America Agonistes

    You’ll be glad to hear (I assume) that I am no longer depressed, not in the all-consuming way I was a couple of weeks ago — in fact, as a matter of brain chemistry I’m more or less fine, and am having a bit of a hard time conceptualizing the headspace I was in the last time we talked to one another on this blog. I have finally resolved myself to the fact that I’m going to have to be medicated for the rest of my life. One too many close calls and eventually you get in a wreck. Should probably put that seatbelt on, if you see what I’m saying.

    But. But this morning I sat in the bathtub for an hour and worried about Donald Trump. Then I got out of the bathtub and sat down at my desk to work and worried about Donald Trump. Restless, unable to get anything done, I finally went to the supermarket, where I worried about Donald Trump. I was so wrapped up in my worry about Donald Trump, in fact, that at one point I rounded the corner into the produce section and discovered I couldn’t decide what to buy. I mean, I knew what I needed — a vegetable to go with dinner tonight. This is an easy decision. There are three vegetables I know how to cook. But I stood in front of them and just stared, and stared, and stared. Finally I put some apples in my bag and just wandered off. Later I came back and grabbed the first thing I walked by — asparagus. I don’t even like asparagus very much, but there you have it.

    As I left the store, I found myself doing a curious thing: I was reminding myself of the things that are not in Donald Trump’s power to change, that will remain good, no matter what happens next Tuesday. In no particular order, some of these things follow.

1. Apples will still grow, and taste clean, tart and bright when you bite into them. A fresh ripe one will still resist just enough when you bite to crunch when it gives way. Its juice will still get on your chin and your hand will still be sticky after you eat it.

2. Sharp cheddar cheese will still cause that pleasant tightening in your jaw, the unbidden rush of saliva to your mouth, will still smell pungently of itself and taste lovely on bread with thick slices of ripe tomatoes.

3. When you wake up in the morning just as the sun is coming up, its light will still fall quietly on trees and streets of your neighborhood, and you will still think that this is a good place, this place you’ve found yourself in.

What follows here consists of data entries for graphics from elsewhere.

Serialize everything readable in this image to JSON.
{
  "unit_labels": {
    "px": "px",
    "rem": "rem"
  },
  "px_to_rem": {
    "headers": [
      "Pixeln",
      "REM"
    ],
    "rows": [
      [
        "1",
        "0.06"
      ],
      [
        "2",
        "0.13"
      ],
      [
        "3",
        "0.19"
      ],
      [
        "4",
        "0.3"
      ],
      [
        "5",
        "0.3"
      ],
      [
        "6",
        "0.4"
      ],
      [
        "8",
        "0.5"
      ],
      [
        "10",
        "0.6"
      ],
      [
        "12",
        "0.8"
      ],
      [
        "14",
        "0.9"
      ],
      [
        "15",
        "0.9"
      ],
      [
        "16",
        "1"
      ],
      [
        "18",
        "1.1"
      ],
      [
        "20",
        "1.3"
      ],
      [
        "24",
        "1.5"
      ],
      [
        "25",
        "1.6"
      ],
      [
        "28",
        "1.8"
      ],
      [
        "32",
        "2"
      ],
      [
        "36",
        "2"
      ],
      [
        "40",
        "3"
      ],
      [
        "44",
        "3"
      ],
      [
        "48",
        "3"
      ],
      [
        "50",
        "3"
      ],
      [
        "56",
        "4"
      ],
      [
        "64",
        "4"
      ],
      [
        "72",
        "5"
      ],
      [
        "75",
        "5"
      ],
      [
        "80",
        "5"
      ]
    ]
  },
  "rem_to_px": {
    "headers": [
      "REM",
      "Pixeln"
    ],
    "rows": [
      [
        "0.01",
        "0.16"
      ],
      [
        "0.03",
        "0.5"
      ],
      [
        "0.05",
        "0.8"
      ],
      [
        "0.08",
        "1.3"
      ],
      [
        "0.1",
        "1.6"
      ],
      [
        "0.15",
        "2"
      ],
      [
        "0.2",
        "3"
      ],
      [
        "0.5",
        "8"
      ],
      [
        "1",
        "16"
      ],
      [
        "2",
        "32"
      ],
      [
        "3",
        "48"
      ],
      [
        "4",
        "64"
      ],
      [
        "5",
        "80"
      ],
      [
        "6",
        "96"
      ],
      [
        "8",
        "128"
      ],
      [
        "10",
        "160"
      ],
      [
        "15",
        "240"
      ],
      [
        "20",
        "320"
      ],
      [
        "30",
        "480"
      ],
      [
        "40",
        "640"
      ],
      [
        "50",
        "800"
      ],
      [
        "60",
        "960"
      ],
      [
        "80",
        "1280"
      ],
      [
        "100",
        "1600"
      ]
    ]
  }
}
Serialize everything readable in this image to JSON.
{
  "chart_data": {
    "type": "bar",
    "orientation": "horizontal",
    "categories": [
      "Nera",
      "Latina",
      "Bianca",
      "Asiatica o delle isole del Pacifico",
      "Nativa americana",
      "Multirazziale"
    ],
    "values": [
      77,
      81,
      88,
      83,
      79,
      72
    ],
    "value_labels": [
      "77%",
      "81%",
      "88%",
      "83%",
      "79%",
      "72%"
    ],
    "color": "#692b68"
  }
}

4. One day you will find yourself running — to catch a bus, or your kid, or a hat blown on the wind — and you will remember being a child, and running for no reason, with no destination in mind, just because it brought you joy to be in and move your body, and you will feel a little bit that way again, if only for a second.

5. You will still, if you wish, be able to put tiny pieces of rubber in your ears and from them will pour the music of James Brown, or Claude Debussy, or the Ronettes, or Beyoncé.

6. You will still come to the end of a really good book, close the cover on the last page, and lie back on your couch and stare at the ceiling in a state of wistful ennui, wishing a little bit that you could go back and read it all over again without any memory of how it unfolded in your hands.

7. There will still be a cute Australian woman who works at your cat’s vet, and every time you go there you’ll look at her wedding ring and think idly about a different world in which that ring wasn’t there and you asked her to go to coffee with you after her shift, and you will still smile at the thought every time.

8. There will still be hot days in summer when the sun stays up till nearly ten, and you will still hear the neighbor kids playing soccer in their front yard. There will still be diamond-like winter days when the sun strikes the snow in just the right way, and you will see a thousand tiny crystals of ice, each its own unique size and shape, glinting. You will still go walking on a foggy autumn morning and smell the sweetness of fallen leaves mulching. There will still be a day each spring when you see the first purple crocuses turning their faces to the weak and distant sun.

9. You will still fall in love, or not. You will still have children, or not. You will still meet people and learn new things about the human race that surprise you, and some of them will be good things. You will still say something funny to the woman in the checkout line at the supermarket, and she will still laugh. You will still stick your tongue out at toddlers when their dads aren’t looking. You will still pet friendly cats that approach you on the street. You will still have strange dreams and tell them to someone who only half-listens and goes, “huh,” when you’re finished. You will still see that guy around the neighborhood who goes shirtless and wears American flag swim trunks all summer. You will still go down to Waterfront Park and wonder why the teenagers there don’t try to sell you pot until you remember you can just buy it in a store now. You will still think wistfully of the days when you could eat pineapple without getting heartburn, and then eat some anyway. It will still be worth it. All of these things will still happen, every day, to someone, and sometimes it will even be you.